現在までつながるP6コアのPentium Pro登場
インテルはさらに手を緩めることなく、1995年には「Pentium Pro」の投入を開始する。だが、こちらはコストや性能の問題もあり、しばらくはPentiumが主流を占めることになる。この傾向が変わってくるのは、「Deschutes」コアの「Pentium II」が登場する1998年以降のこと。特に「Mendocino」コアの「Celeron」が登場してから、急速にPentium II系への移行が進むようになったが、それまではPentiumの天下と言ってよかった。
そのPentiumも、MMXの実装にあわせてパイプライン段数を増やすことでより高速動作が可能になる。さらに1997年後半には、プロセスを微妙に縮小して高速動作を可能にした「P55C」(B Stepping)がリリースされて、最高233MHzまで動作周波数を上げられるようになる。もっとも、インテルは「Socket 7」系CPUは原則この233MHzを打ち止めにして、早期にPentium II系の「Slot 1」に移行したかったようだ。しかし、なかなかこちらは進まず、むしろこのSocket 7を使ったさまざまな互換CPUや互換チップセットが出てきたことで、ある種インテル単独のときよりも豊かなマーケットが形成されたのは、皮肉としか言いようがない。
ちなみに厳密に言えば、P55Cの次に0.25μmプロセスを使った「Tillamook」と呼ばれる製品も登場しており、こちらは300MHzまで動作周波数が引き上げられた。このTillamookそのものはTCPパッケージ(Tape Carrier Package)で、当初はノート向け専用という扱いであった。これを無理やりSocket 7に変更したものが「黄金戦士」として日本のマーケットを賑わせたりしたが、その後は組み込み向けながら、Socket 7のPGAパッケージの製品も出荷され、ごく少量ながら自作マーケットに流れたりしている。
Pentium Proに話を戻そう。「P6」アーキテクチャーとして、のちにPentium Mにつながる基本となったのが、1995年11月にリリースされたPentium Proである。内部的には、インテルとしては初めて「アウト・オブ・オーダー」と「スーパースカラー」を組み合せたもので、さらに内部でx86命令を、独自のRISC命令に変換して処理する仕組みを持つ。
特に32bitの演算性能の強化に力点を置いたPentium Proだったが、発表当時は「同一周波数のPentiumに性能が劣る」なんて話もあった。当時、コンシューマー向けはWindows 98が主流で、OS内部には16bitコードが大量に残っていた。この16bitコードを高速に扱うことを、Pentium Proではまったく想定していなかったのが敗因である。
さらに、ダイサイズが当初の0.6μmプロセスで306mm2、のちに0.35μmプロセスに移行してもまだ195mm2と、当時の水準としてはかなり大きく、2次キャッシュまでひとつのダイに統合することは不可能だった。これを解決するため、2次キャッシュを別チップの形で製造して、これらをMCMで接続するという複雑な構成を取った。しかし、このMCMで大分苦労したようで、当初は歩留まりが上がらないわ、生産コストは上がるわで、大変だったようだ。

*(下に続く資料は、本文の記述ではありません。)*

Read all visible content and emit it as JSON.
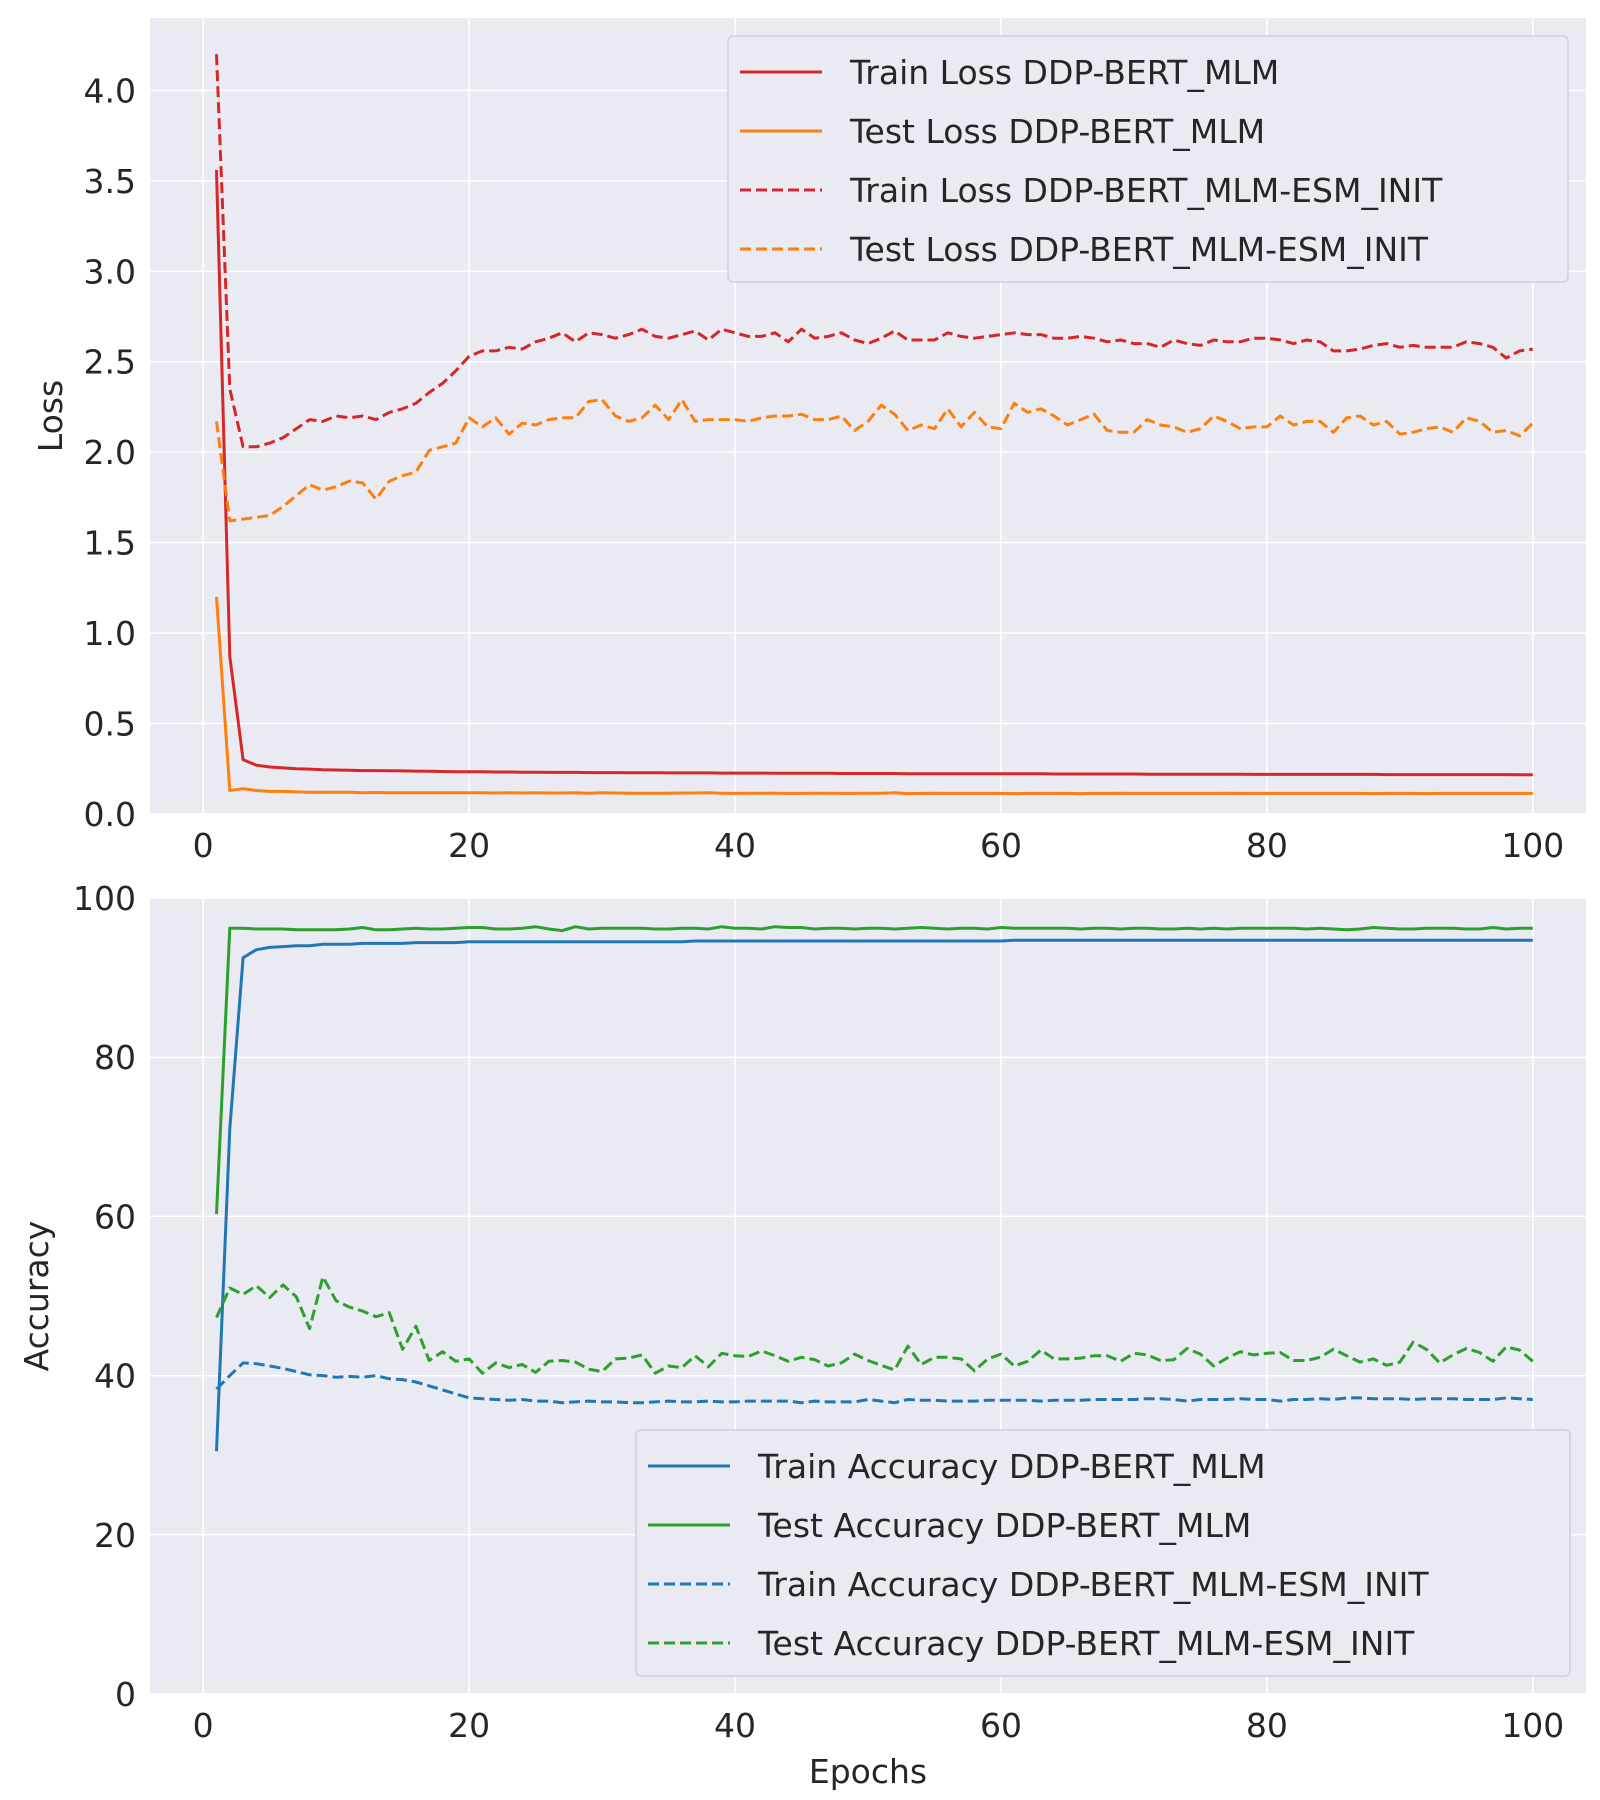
{
  "chart_data": [
    {
      "type": "line",
      "xlabel": "",
      "ylabel": "Loss",
      "xlim": [
        -4,
        104
      ],
      "ylim": [
        0,
        4.4
      ],
      "xticks": [
        0,
        20,
        40,
        60,
        80,
        100
      ],
      "yticks": [
        0.0,
        0.5,
        1.0,
        1.5,
        2.0,
        2.5,
        3.0,
        3.5,
        4.0
      ],
      "ytick_labels": [
        "0.0",
        "0.5",
        "1.0",
        "1.5",
        "2.0",
        "2.5",
        "3.0",
        "3.5",
        "4.0"
      ],
      "grid": true,
      "legend_position": "top-right",
      "x": [
        1,
        2,
        3,
        4,
        5,
        6,
        7,
        8,
        9,
        10,
        11,
        12,
        13,
        14,
        15,
        16,
        17,
        18,
        19,
        20,
        21,
        22,
        23,
        24,
        25,
        26,
        27,
        28,
        29,
        30,
        31,
        32,
        33,
        34,
        35,
        36,
        37,
        38,
        39,
        40,
        41,
        42,
        43,
        44,
        45,
        46,
        47,
        48,
        49,
        50,
        51,
        52,
        53,
        54,
        55,
        56,
        57,
        58,
        59,
        60,
        61,
        62,
        63,
        64,
        65,
        66,
        67,
        68,
        69,
        70,
        71,
        72,
        73,
        74,
        75,
        76,
        77,
        78,
        79,
        80,
        81,
        82,
        83,
        84,
        85,
        86,
        87,
        88,
        89,
        90,
        91,
        92,
        93,
        94,
        95,
        96,
        97,
        98,
        99,
        100
      ],
      "series": [
        {
          "name": "Train Loss DDP-BERT_MLM",
          "color": "#d62728",
          "dash": "solid",
          "values": [
            3.56,
            0.87,
            0.3,
            0.27,
            0.26,
            0.255,
            0.25,
            0.248,
            0.245,
            0.243,
            0.242,
            0.24,
            0.24,
            0.239,
            0.238,
            0.237,
            0.236,
            0.235,
            0.234,
            0.233,
            0.233,
            0.232,
            0.232,
            0.231,
            0.231,
            0.23,
            0.23,
            0.23,
            0.229,
            0.229,
            0.229,
            0.228,
            0.228,
            0.228,
            0.227,
            0.227,
            0.227,
            0.227,
            0.226,
            0.226,
            0.226,
            0.226,
            0.225,
            0.225,
            0.225,
            0.225,
            0.225,
            0.224,
            0.224,
            0.224,
            0.224,
            0.224,
            0.223,
            0.223,
            0.223,
            0.223,
            0.223,
            0.222,
            0.222,
            0.222,
            0.222,
            0.222,
            0.222,
            0.221,
            0.221,
            0.221,
            0.221,
            0.221,
            0.221,
            0.221,
            0.22,
            0.22,
            0.22,
            0.22,
            0.22,
            0.22,
            0.22,
            0.22,
            0.219,
            0.219,
            0.219,
            0.219,
            0.219,
            0.219,
            0.219,
            0.219,
            0.219,
            0.219,
            0.218,
            0.218,
            0.218,
            0.218,
            0.218,
            0.218,
            0.218,
            0.218,
            0.218,
            0.218,
            0.217,
            0.217
          ]
        },
        {
          "name": "Test Loss DDP-BERT_MLM",
          "color": "#ff7f0e",
          "dash": "solid",
          "values": [
            1.2,
            0.13,
            0.14,
            0.13,
            0.125,
            0.125,
            0.122,
            0.12,
            0.12,
            0.12,
            0.12,
            0.118,
            0.119,
            0.118,
            0.118,
            0.118,
            0.117,
            0.118,
            0.118,
            0.117,
            0.117,
            0.116,
            0.117,
            0.116,
            0.117,
            0.116,
            0.116,
            0.117,
            0.115,
            0.117,
            0.116,
            0.115,
            0.115,
            0.115,
            0.115,
            0.116,
            0.116,
            0.117,
            0.115,
            0.114,
            0.115,
            0.115,
            0.115,
            0.114,
            0.114,
            0.115,
            0.115,
            0.114,
            0.114,
            0.115,
            0.115,
            0.117,
            0.113,
            0.114,
            0.115,
            0.114,
            0.114,
            0.114,
            0.114,
            0.114,
            0.113,
            0.114,
            0.114,
            0.114,
            0.114,
            0.113,
            0.114,
            0.114,
            0.115,
            0.114,
            0.114,
            0.114,
            0.114,
            0.114,
            0.114,
            0.114,
            0.115,
            0.114,
            0.114,
            0.114,
            0.114,
            0.114,
            0.114,
            0.114,
            0.114,
            0.114,
            0.114,
            0.113,
            0.114,
            0.114,
            0.114,
            0.113,
            0.114,
            0.114,
            0.114,
            0.114,
            0.114,
            0.114,
            0.114,
            0.114
          ]
        },
        {
          "name": "Train Loss DDP-BERT_MLM-ESM_INIT",
          "color": "#d62728",
          "dash": "dashed",
          "values": [
            4.2,
            2.35,
            2.03,
            2.03,
            2.05,
            2.08,
            2.13,
            2.18,
            2.17,
            2.2,
            2.19,
            2.2,
            2.18,
            2.22,
            2.24,
            2.27,
            2.33,
            2.38,
            2.45,
            2.53,
            2.56,
            2.56,
            2.58,
            2.57,
            2.61,
            2.63,
            2.66,
            2.61,
            2.66,
            2.65,
            2.63,
            2.65,
            2.68,
            2.64,
            2.63,
            2.65,
            2.67,
            2.62,
            2.68,
            2.66,
            2.64,
            2.64,
            2.66,
            2.61,
            2.68,
            2.63,
            2.64,
            2.66,
            2.62,
            2.6,
            2.63,
            2.67,
            2.62,
            2.62,
            2.62,
            2.66,
            2.64,
            2.63,
            2.64,
            2.65,
            2.66,
            2.65,
            2.65,
            2.63,
            2.63,
            2.64,
            2.63,
            2.61,
            2.62,
            2.6,
            2.6,
            2.58,
            2.62,
            2.6,
            2.59,
            2.62,
            2.61,
            2.61,
            2.63,
            2.63,
            2.62,
            2.6,
            2.62,
            2.61,
            2.56,
            2.56,
            2.57,
            2.59,
            2.6,
            2.58,
            2.59,
            2.58,
            2.58,
            2.58,
            2.61,
            2.6,
            2.58,
            2.52,
            2.56,
            2.57
          ]
        },
        {
          "name": "Test Loss DDP-BERT_MLM-ESM_INIT",
          "color": "#ff7f0e",
          "dash": "dashed",
          "values": [
            2.17,
            1.62,
            1.63,
            1.64,
            1.65,
            1.7,
            1.76,
            1.82,
            1.79,
            1.81,
            1.84,
            1.83,
            1.74,
            1.84,
            1.87,
            1.89,
            2.01,
            2.03,
            2.05,
            2.19,
            2.14,
            2.19,
            2.1,
            2.16,
            2.15,
            2.18,
            2.19,
            2.19,
            2.28,
            2.29,
            2.2,
            2.17,
            2.19,
            2.26,
            2.18,
            2.29,
            2.17,
            2.18,
            2.18,
            2.18,
            2.17,
            2.19,
            2.2,
            2.2,
            2.21,
            2.18,
            2.18,
            2.2,
            2.12,
            2.17,
            2.26,
            2.21,
            2.12,
            2.15,
            2.13,
            2.24,
            2.14,
            2.22,
            2.14,
            2.13,
            2.27,
            2.22,
            2.24,
            2.2,
            2.15,
            2.18,
            2.21,
            2.12,
            2.11,
            2.11,
            2.18,
            2.15,
            2.14,
            2.11,
            2.13,
            2.2,
            2.17,
            2.13,
            2.14,
            2.14,
            2.2,
            2.15,
            2.17,
            2.17,
            2.11,
            2.19,
            2.2,
            2.15,
            2.17,
            2.1,
            2.11,
            2.13,
            2.14,
            2.11,
            2.19,
            2.17,
            2.11,
            2.12,
            2.09,
            2.16
          ]
        }
      ]
    },
    {
      "type": "line",
      "xlabel": "Epochs",
      "ylabel": "Accuracy",
      "xlim": [
        -4,
        104
      ],
      "ylim": [
        0,
        100
      ],
      "xticks": [
        0,
        20,
        40,
        60,
        80,
        100
      ],
      "yticks": [
        0,
        20,
        40,
        60,
        80,
        100
      ],
      "ytick_labels": [
        "0",
        "20",
        "40",
        "60",
        "80",
        "100"
      ],
      "grid": true,
      "legend_position": "lower-right",
      "x": [
        1,
        2,
        3,
        4,
        5,
        6,
        7,
        8,
        9,
        10,
        11,
        12,
        13,
        14,
        15,
        16,
        17,
        18,
        19,
        20,
        21,
        22,
        23,
        24,
        25,
        26,
        27,
        28,
        29,
        30,
        31,
        32,
        33,
        34,
        35,
        36,
        37,
        38,
        39,
        40,
        41,
        42,
        43,
        44,
        45,
        46,
        47,
        48,
        49,
        50,
        51,
        52,
        53,
        54,
        55,
        56,
        57,
        58,
        59,
        60,
        61,
        62,
        63,
        64,
        65,
        66,
        67,
        68,
        69,
        70,
        71,
        72,
        73,
        74,
        75,
        76,
        77,
        78,
        79,
        80,
        81,
        82,
        83,
        84,
        85,
        86,
        87,
        88,
        89,
        90,
        91,
        92,
        93,
        94,
        95,
        96,
        97,
        98,
        99,
        100
      ],
      "series": [
        {
          "name": "Train Accuracy DDP-BERT_MLM",
          "color": "#1f77b4",
          "dash": "solid",
          "values": [
            30.5,
            71,
            92.5,
            93.5,
            93.8,
            93.9,
            94,
            94,
            94.2,
            94.2,
            94.2,
            94.3,
            94.3,
            94.3,
            94.3,
            94.4,
            94.4,
            94.4,
            94.4,
            94.5,
            94.5,
            94.5,
            94.5,
            94.5,
            94.5,
            94.5,
            94.5,
            94.5,
            94.5,
            94.5,
            94.5,
            94.5,
            94.5,
            94.5,
            94.5,
            94.5,
            94.6,
            94.6,
            94.6,
            94.6,
            94.6,
            94.6,
            94.6,
            94.6,
            94.6,
            94.6,
            94.6,
            94.6,
            94.6,
            94.6,
            94.6,
            94.6,
            94.6,
            94.6,
            94.6,
            94.6,
            94.6,
            94.6,
            94.6,
            94.6,
            94.7,
            94.7,
            94.7,
            94.7,
            94.7,
            94.7,
            94.7,
            94.7,
            94.7,
            94.7,
            94.7,
            94.7,
            94.7,
            94.7,
            94.7,
            94.7,
            94.7,
            94.7,
            94.7,
            94.7,
            94.7,
            94.7,
            94.7,
            94.7,
            94.7,
            94.7,
            94.7,
            94.7,
            94.7,
            94.7,
            94.7,
            94.7,
            94.7,
            94.7,
            94.7,
            94.7,
            94.7,
            94.7,
            94.7,
            94.7
          ]
        },
        {
          "name": "Test Accuracy DDP-BERT_MLM",
          "color": "#2ca02c",
          "dash": "solid",
          "values": [
            60.3,
            96.2,
            96.2,
            96.1,
            96.1,
            96.1,
            96,
            96,
            96,
            96,
            96.1,
            96.3,
            96,
            96,
            96.1,
            96.2,
            96.1,
            96.1,
            96.2,
            96.3,
            96.3,
            96.1,
            96.1,
            96.2,
            96.4,
            96.1,
            95.9,
            96.4,
            96.1,
            96.2,
            96.2,
            96.2,
            96.2,
            96.1,
            96.1,
            96.2,
            96.2,
            96.1,
            96.4,
            96.2,
            96.2,
            96.1,
            96.4,
            96.3,
            96.3,
            96.1,
            96.2,
            96.2,
            96.1,
            96.2,
            96.2,
            96.1,
            96.2,
            96.3,
            96.2,
            96.1,
            96.2,
            96.2,
            96.1,
            96.3,
            96.2,
            96.2,
            96.2,
            96.2,
            96.2,
            96.1,
            96.2,
            96.2,
            96.1,
            96.2,
            96.2,
            96.1,
            96.1,
            96.2,
            96.1,
            96.2,
            96.1,
            96.2,
            96.2,
            96.2,
            96.2,
            96.2,
            96.1,
            96.2,
            96.1,
            96,
            96.1,
            96.3,
            96.2,
            96.1,
            96.1,
            96.2,
            96.2,
            96.2,
            96.1,
            96.1,
            96.3,
            96.1,
            96.2,
            96.2
          ]
        },
        {
          "name": "Train Accuracy DDP-BERT_MLM-ESM_INIT",
          "color": "#1f77b4",
          "dash": "dashed",
          "values": [
            38.3,
            40,
            41.6,
            41.5,
            41.2,
            40.9,
            40.5,
            40.1,
            40,
            39.8,
            39.9,
            39.8,
            40,
            39.6,
            39.5,
            39.2,
            38.7,
            38.2,
            37.7,
            37.2,
            37.1,
            37,
            36.9,
            37,
            36.8,
            36.8,
            36.6,
            36.7,
            36.8,
            36.7,
            36.7,
            36.6,
            36.6,
            36.7,
            36.8,
            36.7,
            36.7,
            36.8,
            36.7,
            36.7,
            36.8,
            36.8,
            36.8,
            36.8,
            36.6,
            36.8,
            36.7,
            36.7,
            36.7,
            37,
            36.8,
            36.6,
            37,
            36.9,
            36.9,
            36.8,
            36.8,
            36.8,
            36.9,
            36.9,
            36.9,
            36.9,
            36.8,
            36.9,
            36.9,
            36.9,
            37,
            37,
            37,
            37,
            37.1,
            37.1,
            37,
            36.8,
            37,
            37,
            37,
            37.1,
            37,
            37,
            36.8,
            37,
            37,
            37.1,
            37,
            37.2,
            37.2,
            37.1,
            37.1,
            37.1,
            37,
            37.1,
            37.1,
            37.1,
            37,
            37,
            37,
            37.2,
            37.1,
            37
          ]
        },
        {
          "name": "Test Accuracy DDP-BERT_MLM-ESM_INIT",
          "color": "#2ca02c",
          "dash": "dashed",
          "values": [
            47.3,
            51,
            50.2,
            51.3,
            49.8,
            51.4,
            49.9,
            45.9,
            52.4,
            49.4,
            48.6,
            48.1,
            47.4,
            47.9,
            43.3,
            46.2,
            41.9,
            43,
            41.8,
            42.1,
            40.3,
            41.6,
            41,
            41.4,
            40.4,
            41.8,
            41.9,
            41.7,
            40.8,
            40.5,
            42.1,
            42.2,
            42.6,
            40.3,
            41.2,
            41,
            42.5,
            41.1,
            42.8,
            42.5,
            42.4,
            43.1,
            42.5,
            41.8,
            42.3,
            42,
            41.2,
            41.6,
            42.7,
            41.9,
            41.3,
            40.7,
            43.7,
            41.4,
            42.3,
            42.3,
            42.1,
            40.6,
            42.1,
            42.7,
            41.2,
            41.8,
            43.2,
            42.1,
            42.1,
            42.2,
            42.5,
            42.5,
            41.8,
            42.8,
            42.6,
            41.9,
            42,
            43.4,
            42.7,
            41.2,
            42.2,
            43,
            42.6,
            42.8,
            42.9,
            41.9,
            41.9,
            42.3,
            43.3,
            42.5,
            41.7,
            42.1,
            41.3,
            41.7,
            44.2,
            43.3,
            41.6,
            42.6,
            43.4,
            42.9,
            41.8,
            43.6,
            43.2,
            41.8
          ]
        }
      ]
    }
  ]
}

ただこうした問題も、デスクトップ向けCPUには大問題であっても、サーバー向けCPUにはそれほど大きな問題ではなかった。そのため、Pentium Proはワークステーションからサーバー向けの製品と位置づけられた。最大4プロセッサー構成が可能で(サードパーティーのチップセットを使えば、6~8プロセッサーの構成もあった)、さらに2次キャッシュを標準の256KBから512KB~1MBに増量したモデルも用意されたため、サーバー分野では結構長く使われることになり、小規模サーバーにおけるインテルのシェア確立に大きく貢献した。
こうした観点で見れば、Pentium Proはデスクトップ用に向いていなかっただけで、失敗作ではなかったと思う。